Originaltitel: 25TH HOUR
USA 2002, 135 min
Verleih: Buena Vista
Genre: Drama, Gangster
Darsteller: Edward Norton, Seymor Hoffman, Rosario Dawson, Anna Paquin
Regie: Spike Lee
Wenn einen nur noch Tagesfrist von der Hölle trennt - 24 Stunden bis zum Antritt einer siebenjährigen Gefängnisstrafe - könnten Abschiedsgesten, Anstandsbesuche bei Eltern und Bekannten eigentlich sehr knapp ausfallen, damit genügend Zeit bleibt, die himmlische Luft der Freiheit bis zur Neige auszukosten. Doch Drogendealer Monty hat noch einen ganzen Berg von Rechnungen zu begleichen. Vor allem muß er wissen: Wer hat ihn verraten?
Nach einem Roman von David Benioff hat Regisseur Spike Lee eine Befindlichkeitsstudie, ein Persönlichkeits-Profil dieses Mannes angefertigt. Montys Freunde, die schöne Naturelle, Bekannte und Kollegen aus der kriminellen Arbeitswelt und schließlich sein Vater helfen beim Zusammensetzen des Bildes. Es bleibt diffus: ein Drogendealer, dem als Schüler alle Türen zu einer rechtschaffenen Karriere offenstanden, ein aufopferungsvoller Sohn, dem kein Geschäft zu dreckig war, um seinem Vater zu helfen, ein knallharter Unterweltler, der seine Freundin zärtlich und wirklich liebt.

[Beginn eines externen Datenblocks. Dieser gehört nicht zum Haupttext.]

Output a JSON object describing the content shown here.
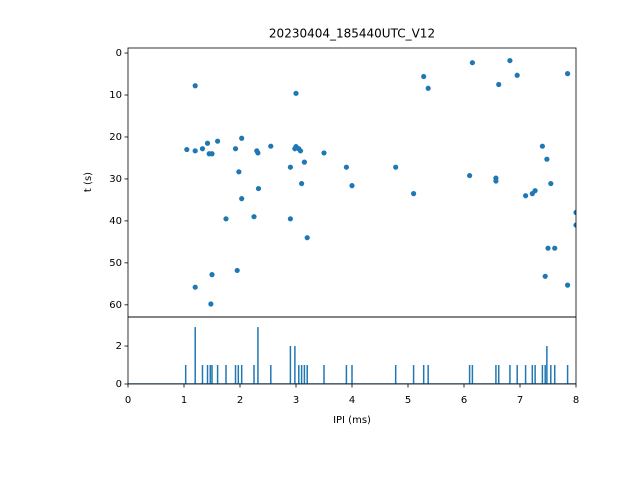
{
  "chart_data": [
    {
      "type": "scatter",
      "title": "20230404_185440UTC_V12",
      "ylabel": "t (s)",
      "color": "#1f77b4",
      "x": [
        1.2,
        1.05,
        1.2,
        1.33,
        1.42,
        1.45,
        1.5,
        1.6,
        1.75,
        1.2,
        1.5,
        1.48,
        1.92,
        1.95,
        1.98,
        2.03,
        2.03,
        2.25,
        2.3,
        2.32,
        2.33,
        2.55,
        2.9,
        2.9,
        2.98,
        3.0,
        3.0,
        3.05,
        3.08,
        3.1,
        3.15,
        3.2,
        3.5,
        3.9,
        4.0,
        4.78,
        5.1,
        5.28,
        5.36,
        6.1,
        6.15,
        6.57,
        6.57,
        6.62,
        6.82,
        6.95,
        7.1,
        7.22,
        7.27,
        7.4,
        7.45,
        7.48,
        7.5,
        7.55,
        7.62,
        7.85,
        7.85,
        8.0,
        8.0
      ],
      "values": [
        7.8,
        23,
        23.3,
        22.8,
        21.5,
        24,
        24,
        21,
        39.5,
        55.8,
        52.8,
        59.8,
        22.8,
        51.8,
        28.3,
        20.3,
        34.7,
        39,
        23.3,
        23.8,
        32.3,
        22.2,
        27.2,
        39.5,
        22.8,
        22.3,
        9.6,
        22.8,
        23.3,
        31.1,
        26,
        44,
        23.8,
        27.2,
        31.6,
        27.2,
        33.5,
        5.6,
        8.4,
        29.2,
        2.3,
        29.8,
        30.5,
        7.5,
        1.8,
        5.3,
        34,
        33.5,
        32.8,
        22.2,
        53.2,
        25.3,
        46.5,
        31.1,
        46.5,
        4.9,
        55.3,
        38,
        41
      ],
      "xlim": [
        0,
        8
      ],
      "ylim": [
        62.9,
        -1.2
      ],
      "yticks": [
        0,
        10,
        20,
        30,
        40,
        50,
        60
      ]
    },
    {
      "type": "stem",
      "xlabel": "IPI (ms)",
      "color": "#1f77b4",
      "x": [
        1.03,
        1.2,
        1.33,
        1.42,
        1.47,
        1.5,
        1.6,
        1.75,
        1.92,
        1.97,
        2.03,
        2.25,
        2.32,
        2.55,
        2.9,
        2.98,
        3.05,
        3.1,
        3.15,
        3.2,
        3.5,
        3.9,
        4.0,
        4.78,
        5.1,
        5.28,
        5.36,
        6.1,
        6.15,
        6.57,
        6.62,
        6.82,
        6.95,
        7.1,
        7.22,
        7.27,
        7.4,
        7.45,
        7.48,
        7.55,
        7.62,
        7.85
      ],
      "values": [
        1,
        3,
        1,
        1,
        1,
        1,
        1,
        1,
        1,
        1,
        1,
        1,
        3,
        1,
        2,
        2,
        1,
        1,
        1,
        1,
        1,
        1,
        1,
        1,
        1,
        1,
        1,
        1,
        1,
        1,
        1,
        1,
        1,
        1,
        1,
        1,
        1,
        1,
        2,
        1,
        1,
        1
      ],
      "xlim": [
        0,
        8
      ],
      "xticks": [
        0,
        1,
        2,
        3,
        4,
        5,
        6,
        7,
        8
      ],
      "ylim": [
        0,
        3.53
      ],
      "yticks": [
        0,
        2
      ]
    }
  ]
}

Das Unentscheidbare, das Schwebende dieses Charakters wird auf einer seltsam fahlen visuellen Oberfläche weiter zerstreut - und die Zeit dehnt sich. Während im Hintergrund der gnadenlose Countdown zur Eile drängt, übt sich Monty in Selbstreflexionen, prüft die Tragfähigkeit seiner Beziehungen, suhlt sich in Mißtrauen und Ohnmacht. Selten bemüht sich Lee, die Reise anzutreiben: Er zelebriert eine Abschiedstournee - Schuld und Sühne, Aufarbeitung eines Lebens, Aufräumen, Ordnungseinsatz für die reibungslose Nachlaßverwaltung, als hätte sein krimineller Sympathieträger alle Zeit der Welt. Während die Hauptfigur mit aller glaubwürdigen Zerrissenheit eines Antihelden ausstattet ist, erlaubt sich Lee für andere Figuren einebnende Vereinfachungen. Da müssen Montys engste Freunde ein Harter und ein Zarter sein, ein kaltschnäuziger Börsenmakler und ein butterweicher Lehrer.
Der Prolog mit Stadtansichten, ein Blick auf Ground Zero, spätestens eine von Monty als Fluch ausgesprochene Haßtirade, gipfelnd in "Fuck this city and everyone in it", machen dann überdeutlich, wo Lee in aller Undeutlichkeit hinwollte: in das Herz von New York, in den Seelenzustand einer verunsicherten Stadt. Angekommen ist er nicht.